Jan 31, 2013

Moshe Feiglin announces his surprising legislative agenda

People consider Moshe Feiglin to be a super-extremist, and many probably expected him to enter the Knesset with plans to right away introduce legislation in all sorts of "Eretz Yisrael" or Jewish related realms, such as change the police policies for Har HaBayit, or legislate annexing Judea and Samaria, or maybe try to legislate more Jewish education in the school systems, or Shabbos observance, etc. (even though Feiglin s opposed to religious legislation, he is misunderstood often and is thought to be desiring to legislate much more observance). If people did expect that, they were wrong.

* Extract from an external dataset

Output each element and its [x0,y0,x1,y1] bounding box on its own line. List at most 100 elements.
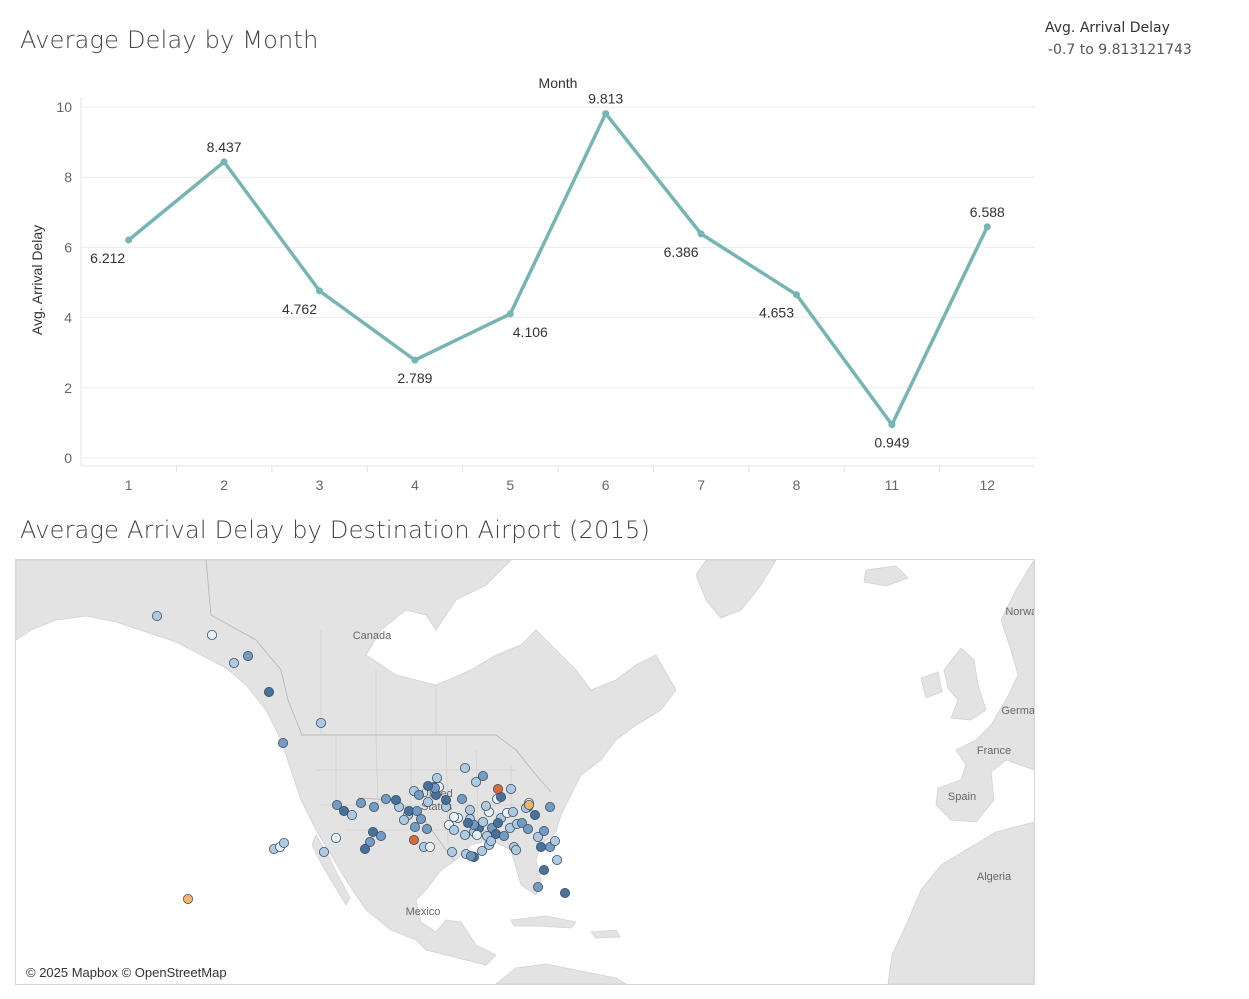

Feiglin, who will be soon be entering the Knesset, has already announced what he plans to tackle first. ANd his plans do not, yet, include any "Jewish" issues, but social issues.

The first is a plan to lessen the regulations on medical marijuana, along with legalizing marijuana to the general public, albeit with restrictions. The second is to legislate harsher punishments for serious traffic violations.

A few months ago Moshe Feiglin surprised everyone when he said, during an interview, that he was in favor of legalizing marijuana. It had not been a part of his platform, it was not an issue that was naturally his, and nobody had ever heard him speak about it before. Since then he has mentioned it a few more times, and has discussed it in length publicly a number of times and has clarified his position.

pranking the giant hand of The Voice in Ramat HaChayal
by sticking a giant "joint" between the fingers
Feiglin told NRG that he is planning to legislate on two issues that are close to his heart - marijuana and traffic violations. He wants to make the regulations easier for those who need medical marijuana, and at the same time also legalize it for the general public - for people over 21 and limited to certain amounts. Feiglin believes, and I agree with him, that marijuana is far less dangerous than alcohol and cigarettes, and it should not be lumped into the light or heavy drug category. Prohibiting its use, Feiglin says, is a violation of a person's freedom, it strengthens the trade in the underworld, and it causes a lot of pain to sick people who need better access to it.

The second item, serious traffic violations, is also close to his heart, especially since his son was badly hurt when hit by a car a few years ago. Feiglin would legislate stricter punishments for serious violations, such as  drivers who cross the bold line, driving through a red light, etc. If Feiglin has his way, these drivers would immediately lose their insurance coverage. If they were, God forbid, to be in an accident, the Bituach Leumi would continue to pay the victims medical coverage, but not the coverage of the violator that caused the accident.

Aleh Yarok has never been able to get its party into the Knesset, despite many years of trying, but it seems their main issue will be taken care of anyway. I hope the law passes. I think marijuana should be legal.